O exame clínico geral estava dentro dos parâmetros da faixa etária, com adequado desenvolvimento pôndero-estatural. O histórico de consumo de alimentos processados, derivados lácteos e glúten era a base da alimentação.
Propedêutica e conduta
A proposta de tratamento foi a intervenção nutricional com dieta anti-inflamatória, fórmulas adaptógenas para modular a função adrenal, suplementação com ômega 3, retirada do celular e 20 sessões da neuromodulação integrativa, composta por treinamento em neurofeedback, biofeedback com treino da variabilidade cardíaca e o uso da terapia de ativação da microvasculatura. O objetivo é ensinar a criança a modular o sistema nervoso autônomo pela respiração. Foi desenvolvido ainda um minucioso plano psicopedagógico, com orientação da escola.
Resultados
Com a retirada do celular, P.N. reduziu a ansiedade, passou a buscar brinquedos e se interessar por revistinhas em quadrinhos. Com 12 sessões de neuromodulação integrativa, começou a ler palavras e frases curtas.

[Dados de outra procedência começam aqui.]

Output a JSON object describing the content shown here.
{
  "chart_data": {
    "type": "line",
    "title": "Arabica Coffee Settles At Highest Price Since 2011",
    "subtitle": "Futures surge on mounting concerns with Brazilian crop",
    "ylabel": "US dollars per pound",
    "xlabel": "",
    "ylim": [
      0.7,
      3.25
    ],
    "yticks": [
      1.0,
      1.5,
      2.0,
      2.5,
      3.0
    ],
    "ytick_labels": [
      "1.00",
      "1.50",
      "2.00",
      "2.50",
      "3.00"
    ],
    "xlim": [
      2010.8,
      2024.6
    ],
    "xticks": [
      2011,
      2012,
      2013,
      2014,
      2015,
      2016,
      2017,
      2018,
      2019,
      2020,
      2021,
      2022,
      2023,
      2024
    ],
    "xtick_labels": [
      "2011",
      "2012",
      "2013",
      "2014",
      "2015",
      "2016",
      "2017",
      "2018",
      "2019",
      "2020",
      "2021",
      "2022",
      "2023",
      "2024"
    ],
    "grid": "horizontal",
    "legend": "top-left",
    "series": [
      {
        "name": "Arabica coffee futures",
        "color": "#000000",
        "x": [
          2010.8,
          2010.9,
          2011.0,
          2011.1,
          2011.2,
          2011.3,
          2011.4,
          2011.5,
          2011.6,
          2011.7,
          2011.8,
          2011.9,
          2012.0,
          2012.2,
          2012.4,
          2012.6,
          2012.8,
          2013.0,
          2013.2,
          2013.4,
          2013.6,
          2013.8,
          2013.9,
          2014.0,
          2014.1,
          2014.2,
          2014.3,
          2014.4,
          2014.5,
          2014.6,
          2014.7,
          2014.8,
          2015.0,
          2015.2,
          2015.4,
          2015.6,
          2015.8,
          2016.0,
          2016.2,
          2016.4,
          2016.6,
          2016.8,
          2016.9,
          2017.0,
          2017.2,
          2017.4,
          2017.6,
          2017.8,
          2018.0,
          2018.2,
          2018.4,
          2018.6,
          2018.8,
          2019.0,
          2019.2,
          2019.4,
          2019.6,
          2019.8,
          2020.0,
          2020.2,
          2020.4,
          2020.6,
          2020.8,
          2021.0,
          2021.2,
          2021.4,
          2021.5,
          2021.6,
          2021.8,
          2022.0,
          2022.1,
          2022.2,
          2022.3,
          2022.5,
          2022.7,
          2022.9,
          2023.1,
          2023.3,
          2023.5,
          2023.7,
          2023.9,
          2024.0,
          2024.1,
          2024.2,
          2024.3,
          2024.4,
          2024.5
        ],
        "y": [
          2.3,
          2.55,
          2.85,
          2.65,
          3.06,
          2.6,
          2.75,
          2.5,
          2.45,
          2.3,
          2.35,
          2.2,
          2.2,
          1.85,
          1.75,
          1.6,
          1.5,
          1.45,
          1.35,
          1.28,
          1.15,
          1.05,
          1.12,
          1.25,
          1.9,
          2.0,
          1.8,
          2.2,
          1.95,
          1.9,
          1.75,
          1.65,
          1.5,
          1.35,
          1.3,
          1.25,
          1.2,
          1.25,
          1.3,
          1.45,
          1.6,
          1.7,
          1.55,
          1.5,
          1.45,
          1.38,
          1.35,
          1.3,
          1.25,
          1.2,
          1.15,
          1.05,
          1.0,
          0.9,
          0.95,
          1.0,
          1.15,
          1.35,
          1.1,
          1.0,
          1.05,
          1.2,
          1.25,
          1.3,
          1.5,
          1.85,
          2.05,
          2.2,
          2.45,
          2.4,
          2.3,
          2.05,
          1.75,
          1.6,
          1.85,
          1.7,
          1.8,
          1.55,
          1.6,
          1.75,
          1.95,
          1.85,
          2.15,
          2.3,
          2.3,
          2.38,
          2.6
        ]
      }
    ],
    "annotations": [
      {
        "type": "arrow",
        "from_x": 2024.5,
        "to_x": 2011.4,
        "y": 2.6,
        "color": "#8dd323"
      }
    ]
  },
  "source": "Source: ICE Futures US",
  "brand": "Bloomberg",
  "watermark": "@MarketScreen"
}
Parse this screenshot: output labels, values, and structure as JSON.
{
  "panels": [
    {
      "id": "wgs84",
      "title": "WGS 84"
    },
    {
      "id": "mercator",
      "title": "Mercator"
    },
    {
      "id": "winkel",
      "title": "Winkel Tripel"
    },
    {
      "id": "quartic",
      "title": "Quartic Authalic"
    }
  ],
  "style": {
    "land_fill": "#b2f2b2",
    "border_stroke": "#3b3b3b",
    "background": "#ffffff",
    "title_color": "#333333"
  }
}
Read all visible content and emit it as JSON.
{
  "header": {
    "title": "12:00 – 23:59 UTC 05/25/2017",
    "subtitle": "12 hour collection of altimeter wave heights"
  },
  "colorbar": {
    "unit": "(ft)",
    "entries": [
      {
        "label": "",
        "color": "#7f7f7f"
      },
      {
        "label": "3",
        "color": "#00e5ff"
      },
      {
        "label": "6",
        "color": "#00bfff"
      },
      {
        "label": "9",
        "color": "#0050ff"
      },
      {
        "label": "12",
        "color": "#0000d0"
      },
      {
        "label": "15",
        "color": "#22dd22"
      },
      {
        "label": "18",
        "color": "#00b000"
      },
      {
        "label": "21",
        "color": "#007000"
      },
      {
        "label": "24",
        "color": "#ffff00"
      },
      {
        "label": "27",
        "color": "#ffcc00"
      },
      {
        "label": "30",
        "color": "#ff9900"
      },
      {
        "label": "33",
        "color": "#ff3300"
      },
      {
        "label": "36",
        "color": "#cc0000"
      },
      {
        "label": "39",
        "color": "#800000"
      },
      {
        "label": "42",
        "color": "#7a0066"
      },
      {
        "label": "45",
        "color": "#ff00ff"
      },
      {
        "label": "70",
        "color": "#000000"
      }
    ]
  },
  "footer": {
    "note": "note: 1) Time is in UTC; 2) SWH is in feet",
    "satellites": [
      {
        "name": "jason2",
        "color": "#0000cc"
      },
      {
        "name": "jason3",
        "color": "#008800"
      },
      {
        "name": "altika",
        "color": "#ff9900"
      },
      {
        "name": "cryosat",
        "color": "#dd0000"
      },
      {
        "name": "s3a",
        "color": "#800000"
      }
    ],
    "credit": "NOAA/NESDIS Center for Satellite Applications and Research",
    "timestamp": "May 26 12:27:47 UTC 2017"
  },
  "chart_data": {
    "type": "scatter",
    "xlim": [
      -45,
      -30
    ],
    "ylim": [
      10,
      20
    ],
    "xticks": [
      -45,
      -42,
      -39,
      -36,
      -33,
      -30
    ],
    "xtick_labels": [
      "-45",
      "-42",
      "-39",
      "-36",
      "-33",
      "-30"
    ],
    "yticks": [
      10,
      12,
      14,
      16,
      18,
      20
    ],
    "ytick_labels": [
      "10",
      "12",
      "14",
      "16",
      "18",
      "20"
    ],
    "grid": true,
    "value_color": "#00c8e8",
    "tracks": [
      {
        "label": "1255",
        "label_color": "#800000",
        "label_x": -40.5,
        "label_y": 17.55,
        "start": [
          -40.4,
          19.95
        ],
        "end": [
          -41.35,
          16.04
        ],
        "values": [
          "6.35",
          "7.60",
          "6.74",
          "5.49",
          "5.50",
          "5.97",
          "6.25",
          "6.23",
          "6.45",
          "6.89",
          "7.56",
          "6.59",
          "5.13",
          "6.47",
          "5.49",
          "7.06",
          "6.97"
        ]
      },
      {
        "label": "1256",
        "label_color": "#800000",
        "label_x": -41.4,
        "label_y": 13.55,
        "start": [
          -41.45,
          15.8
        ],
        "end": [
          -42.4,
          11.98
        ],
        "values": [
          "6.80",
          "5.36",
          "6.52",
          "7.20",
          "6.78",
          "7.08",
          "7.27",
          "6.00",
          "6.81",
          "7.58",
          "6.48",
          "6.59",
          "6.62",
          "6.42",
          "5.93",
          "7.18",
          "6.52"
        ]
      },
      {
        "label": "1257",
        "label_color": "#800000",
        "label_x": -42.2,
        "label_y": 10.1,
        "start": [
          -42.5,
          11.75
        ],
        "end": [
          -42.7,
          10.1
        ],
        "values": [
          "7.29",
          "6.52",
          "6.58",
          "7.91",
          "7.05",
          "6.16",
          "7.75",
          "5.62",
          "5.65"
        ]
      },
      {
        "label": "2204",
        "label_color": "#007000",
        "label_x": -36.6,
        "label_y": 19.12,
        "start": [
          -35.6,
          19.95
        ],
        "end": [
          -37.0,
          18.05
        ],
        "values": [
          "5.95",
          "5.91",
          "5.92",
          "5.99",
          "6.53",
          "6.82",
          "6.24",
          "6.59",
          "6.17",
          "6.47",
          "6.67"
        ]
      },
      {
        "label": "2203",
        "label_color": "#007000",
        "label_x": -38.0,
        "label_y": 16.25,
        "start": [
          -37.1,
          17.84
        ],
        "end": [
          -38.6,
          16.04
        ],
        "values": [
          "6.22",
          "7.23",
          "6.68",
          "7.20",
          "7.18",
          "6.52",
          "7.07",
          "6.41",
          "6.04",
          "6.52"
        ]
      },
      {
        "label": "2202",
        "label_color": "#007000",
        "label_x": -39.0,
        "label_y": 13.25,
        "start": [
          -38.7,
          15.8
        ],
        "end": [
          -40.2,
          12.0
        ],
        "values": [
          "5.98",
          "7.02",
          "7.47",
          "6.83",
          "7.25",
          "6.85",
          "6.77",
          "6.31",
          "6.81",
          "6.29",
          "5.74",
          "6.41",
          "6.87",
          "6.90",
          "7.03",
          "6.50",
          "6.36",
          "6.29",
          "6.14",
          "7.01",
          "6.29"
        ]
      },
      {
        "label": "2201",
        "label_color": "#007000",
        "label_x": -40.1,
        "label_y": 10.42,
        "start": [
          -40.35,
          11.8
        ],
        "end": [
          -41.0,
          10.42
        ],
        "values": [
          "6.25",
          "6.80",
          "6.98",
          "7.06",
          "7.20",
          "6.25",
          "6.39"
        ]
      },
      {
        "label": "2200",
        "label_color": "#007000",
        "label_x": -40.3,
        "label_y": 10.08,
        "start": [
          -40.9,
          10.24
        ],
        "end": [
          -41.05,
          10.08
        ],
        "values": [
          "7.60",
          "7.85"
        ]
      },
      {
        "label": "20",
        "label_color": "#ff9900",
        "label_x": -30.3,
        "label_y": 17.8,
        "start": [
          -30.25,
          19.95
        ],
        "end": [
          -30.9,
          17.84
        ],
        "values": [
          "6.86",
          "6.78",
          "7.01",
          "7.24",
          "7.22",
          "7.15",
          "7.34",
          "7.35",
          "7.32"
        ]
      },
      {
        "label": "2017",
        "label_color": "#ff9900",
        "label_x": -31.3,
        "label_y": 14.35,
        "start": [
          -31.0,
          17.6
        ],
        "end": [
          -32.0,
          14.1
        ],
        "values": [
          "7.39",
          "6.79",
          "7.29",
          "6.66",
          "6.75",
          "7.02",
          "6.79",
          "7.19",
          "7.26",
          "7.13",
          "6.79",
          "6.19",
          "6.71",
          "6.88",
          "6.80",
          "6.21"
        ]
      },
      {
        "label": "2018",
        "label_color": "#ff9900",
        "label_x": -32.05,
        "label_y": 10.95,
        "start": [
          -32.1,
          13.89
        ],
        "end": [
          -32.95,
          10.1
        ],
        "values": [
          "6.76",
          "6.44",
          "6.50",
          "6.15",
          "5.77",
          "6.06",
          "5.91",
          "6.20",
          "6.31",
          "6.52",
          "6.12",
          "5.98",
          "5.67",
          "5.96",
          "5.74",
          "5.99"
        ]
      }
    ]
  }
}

Dois meses após o término das sessões, os pais observaram desenvolvimento da leitura e escrita; a criança ir dormir no próprio quarto, mais confiante, alegre e com redução acentuada das crises de irritabilidade e ansiedade.
Considerações Finais
O sucesso apresentado no manejo clínico do estudo de caso apresentado foi atribuído ao empenho dos pais em retirar o celular do filho, por duas semanas e, após o tratamento, limitar o tempo de uso por até uma hora ao dia. Porém, mais estudos são necessários, para concluir se o agravamento da sintomatologia do TDAH está associado ao excesso de uso da tecnologia.